D'après l'enquête MICS 2000, les pourcentages d'enfants recevant l'allaitement maternel exclusif jusqu'au troisième mois étaient de 43,7% chez les garçons, 48,7% chez les fillettes, 43,7% en milieu urbain et 48,7% en milieu rural.
Dans la dernière enquête nationale en 2000, la prévalence de la malnutrition chez les enfants en age préscolaires (définie selon les trois indicateurs anthropométriques) était inférieure à 5%, avec des différences minimales entre les régions. Les plus touchées étaient les zones rurales et la région Occidente où la prévalence de retard de croissance atteignait 7%. Ces taux de malnutrition sont peu élevés et font de Cuba un des pays en voie de développement les plus à l'avant-guarde. D'autre part, l'excès de poids et l'obésité ont augmenté dans les années 1980, pour ensuite diminuer en 1993 et 1998 jusqu'à atteindre environ 5%.
L'indice de masse corporelle (IMC) chez les adolescents met en évidence que jusqu'à l'age des 18 ans les filles ont des valeurs supérieures à celles des garçons et au delà des 19 ans la médiane des garçons dépasse celle des filles.
Quant à l'état nutritionnel des adultes, on observe qu'environ 9% des femmes et 6% des hommes ont un IMC inférieur à 18,5 et présentent donc une déficience énergétique chronique. Il faut signaler par contre que l'excès de poids et l'obésité sont particulièrement élevés, étant présents chez 37% des femmes et 32% des hommes.
La carence en iode, mesurée par iodurie, ne représente pas un problème à Cuba. Néanmoins il reste des zones montagneuses où les taux de iodurie sont inférieurs à 20 µg/L. Actuellement, à Cuba, tout le sel destiné à la consommation est iodé. D'après les évaluations biochimiques conduites dans le pays, la carence en vitamine A ne représente pas un problème de santé publique.
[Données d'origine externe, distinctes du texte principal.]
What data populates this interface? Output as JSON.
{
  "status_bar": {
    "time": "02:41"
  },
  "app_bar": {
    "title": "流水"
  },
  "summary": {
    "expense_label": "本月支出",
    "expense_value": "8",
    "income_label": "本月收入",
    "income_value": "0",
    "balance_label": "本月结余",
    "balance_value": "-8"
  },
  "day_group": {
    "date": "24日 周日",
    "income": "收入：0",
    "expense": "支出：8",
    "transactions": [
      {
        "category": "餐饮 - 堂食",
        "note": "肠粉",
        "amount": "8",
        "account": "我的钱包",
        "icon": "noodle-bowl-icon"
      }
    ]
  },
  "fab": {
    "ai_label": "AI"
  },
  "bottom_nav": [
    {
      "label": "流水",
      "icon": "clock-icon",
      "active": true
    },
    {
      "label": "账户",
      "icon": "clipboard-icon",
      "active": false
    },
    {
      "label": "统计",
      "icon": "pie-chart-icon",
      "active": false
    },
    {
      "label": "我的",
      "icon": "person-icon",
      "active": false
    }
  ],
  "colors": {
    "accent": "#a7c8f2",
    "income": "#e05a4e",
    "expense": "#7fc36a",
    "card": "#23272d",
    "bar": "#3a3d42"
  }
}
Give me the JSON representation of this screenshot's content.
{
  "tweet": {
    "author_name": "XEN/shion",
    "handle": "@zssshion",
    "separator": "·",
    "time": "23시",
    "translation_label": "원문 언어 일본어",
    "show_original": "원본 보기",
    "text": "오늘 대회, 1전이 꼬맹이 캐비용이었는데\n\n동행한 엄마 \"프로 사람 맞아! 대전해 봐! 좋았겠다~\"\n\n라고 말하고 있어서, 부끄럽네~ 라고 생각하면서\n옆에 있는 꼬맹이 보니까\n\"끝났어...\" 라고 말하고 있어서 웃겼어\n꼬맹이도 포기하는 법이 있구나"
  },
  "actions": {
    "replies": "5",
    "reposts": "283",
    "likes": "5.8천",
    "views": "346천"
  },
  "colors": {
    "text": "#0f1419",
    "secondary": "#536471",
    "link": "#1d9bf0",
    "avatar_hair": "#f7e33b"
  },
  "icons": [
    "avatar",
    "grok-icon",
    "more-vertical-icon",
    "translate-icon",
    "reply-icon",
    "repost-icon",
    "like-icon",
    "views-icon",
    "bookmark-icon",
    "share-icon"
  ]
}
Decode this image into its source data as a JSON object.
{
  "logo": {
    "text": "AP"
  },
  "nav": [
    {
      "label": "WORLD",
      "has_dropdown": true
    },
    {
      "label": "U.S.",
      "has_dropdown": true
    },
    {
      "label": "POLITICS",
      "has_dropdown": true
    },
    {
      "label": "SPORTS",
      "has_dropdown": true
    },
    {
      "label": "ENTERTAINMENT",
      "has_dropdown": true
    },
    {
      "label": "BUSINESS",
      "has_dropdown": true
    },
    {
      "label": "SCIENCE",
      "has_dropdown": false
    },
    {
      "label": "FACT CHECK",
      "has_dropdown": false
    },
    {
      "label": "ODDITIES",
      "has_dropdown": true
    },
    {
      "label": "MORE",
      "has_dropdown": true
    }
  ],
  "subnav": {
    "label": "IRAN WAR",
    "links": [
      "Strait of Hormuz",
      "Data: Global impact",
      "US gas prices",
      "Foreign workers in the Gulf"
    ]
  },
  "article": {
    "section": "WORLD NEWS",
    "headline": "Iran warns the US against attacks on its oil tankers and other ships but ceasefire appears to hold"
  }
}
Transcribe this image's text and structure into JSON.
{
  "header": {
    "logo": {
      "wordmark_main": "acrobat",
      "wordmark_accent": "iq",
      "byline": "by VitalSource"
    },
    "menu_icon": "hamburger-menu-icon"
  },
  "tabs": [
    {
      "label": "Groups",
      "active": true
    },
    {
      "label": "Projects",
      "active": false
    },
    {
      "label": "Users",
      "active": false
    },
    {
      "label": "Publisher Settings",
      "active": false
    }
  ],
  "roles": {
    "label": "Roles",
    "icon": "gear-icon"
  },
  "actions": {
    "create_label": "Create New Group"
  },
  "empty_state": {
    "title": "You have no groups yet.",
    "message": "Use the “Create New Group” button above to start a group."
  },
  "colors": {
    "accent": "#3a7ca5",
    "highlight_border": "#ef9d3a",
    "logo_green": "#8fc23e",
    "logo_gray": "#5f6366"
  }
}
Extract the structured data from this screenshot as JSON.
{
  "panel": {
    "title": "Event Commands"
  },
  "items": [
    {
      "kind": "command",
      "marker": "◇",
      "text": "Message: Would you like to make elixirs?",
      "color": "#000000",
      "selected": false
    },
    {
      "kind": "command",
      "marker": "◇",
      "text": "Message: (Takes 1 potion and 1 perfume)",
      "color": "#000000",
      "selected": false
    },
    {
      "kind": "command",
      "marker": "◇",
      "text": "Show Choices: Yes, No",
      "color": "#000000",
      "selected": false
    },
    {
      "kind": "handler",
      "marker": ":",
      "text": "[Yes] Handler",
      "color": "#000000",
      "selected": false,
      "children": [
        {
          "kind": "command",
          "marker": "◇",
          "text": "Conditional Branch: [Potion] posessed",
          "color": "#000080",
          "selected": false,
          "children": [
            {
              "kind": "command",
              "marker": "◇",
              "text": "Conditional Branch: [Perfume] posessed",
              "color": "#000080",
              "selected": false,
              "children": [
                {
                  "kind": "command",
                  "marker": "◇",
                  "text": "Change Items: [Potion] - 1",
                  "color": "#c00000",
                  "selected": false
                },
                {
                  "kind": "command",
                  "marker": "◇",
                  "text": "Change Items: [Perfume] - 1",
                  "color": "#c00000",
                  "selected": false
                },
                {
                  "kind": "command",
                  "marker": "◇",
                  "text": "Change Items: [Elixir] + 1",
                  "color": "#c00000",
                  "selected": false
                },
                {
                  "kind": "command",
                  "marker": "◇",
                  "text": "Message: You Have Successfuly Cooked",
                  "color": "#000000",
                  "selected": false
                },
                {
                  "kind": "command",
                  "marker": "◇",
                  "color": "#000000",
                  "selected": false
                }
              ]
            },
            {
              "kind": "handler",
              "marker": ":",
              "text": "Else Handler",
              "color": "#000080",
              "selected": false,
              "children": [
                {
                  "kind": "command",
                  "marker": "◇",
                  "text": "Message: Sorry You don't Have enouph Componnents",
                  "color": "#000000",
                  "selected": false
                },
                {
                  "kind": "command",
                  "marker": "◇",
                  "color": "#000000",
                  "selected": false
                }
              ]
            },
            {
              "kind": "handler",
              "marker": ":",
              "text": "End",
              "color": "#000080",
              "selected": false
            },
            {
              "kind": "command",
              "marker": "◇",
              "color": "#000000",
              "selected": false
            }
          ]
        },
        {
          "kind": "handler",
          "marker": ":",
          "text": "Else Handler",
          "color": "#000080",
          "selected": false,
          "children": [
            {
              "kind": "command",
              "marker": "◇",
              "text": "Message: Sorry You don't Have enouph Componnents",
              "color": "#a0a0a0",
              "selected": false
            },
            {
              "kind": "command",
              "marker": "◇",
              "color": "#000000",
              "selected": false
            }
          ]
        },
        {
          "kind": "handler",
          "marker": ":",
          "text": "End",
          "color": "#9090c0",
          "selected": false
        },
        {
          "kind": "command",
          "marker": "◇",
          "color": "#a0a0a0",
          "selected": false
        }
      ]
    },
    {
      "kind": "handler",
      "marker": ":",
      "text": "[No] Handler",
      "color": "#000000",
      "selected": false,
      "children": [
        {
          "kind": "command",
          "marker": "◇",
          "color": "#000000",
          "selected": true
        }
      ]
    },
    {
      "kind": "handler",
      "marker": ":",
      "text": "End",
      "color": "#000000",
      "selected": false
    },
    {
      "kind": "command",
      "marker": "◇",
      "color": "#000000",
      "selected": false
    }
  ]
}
L'anémie ferriprive est la carence en micronutriments la plus répandue à Cuba et touche plus particulièrement les femmes enceintes, les femmes en age de procréer et les enfants en bas age. Bien que les prévalences soient élevées chez certains groupes de population, la majorité correspond à une anémie légère. Un Plan national pour la prévention et le contrôle de l'anémie ferriprive est actuellement en cours et prévoie la supplémentation de fer, l'enrichissement en fer des aliments et d'autres mesures de santé publique.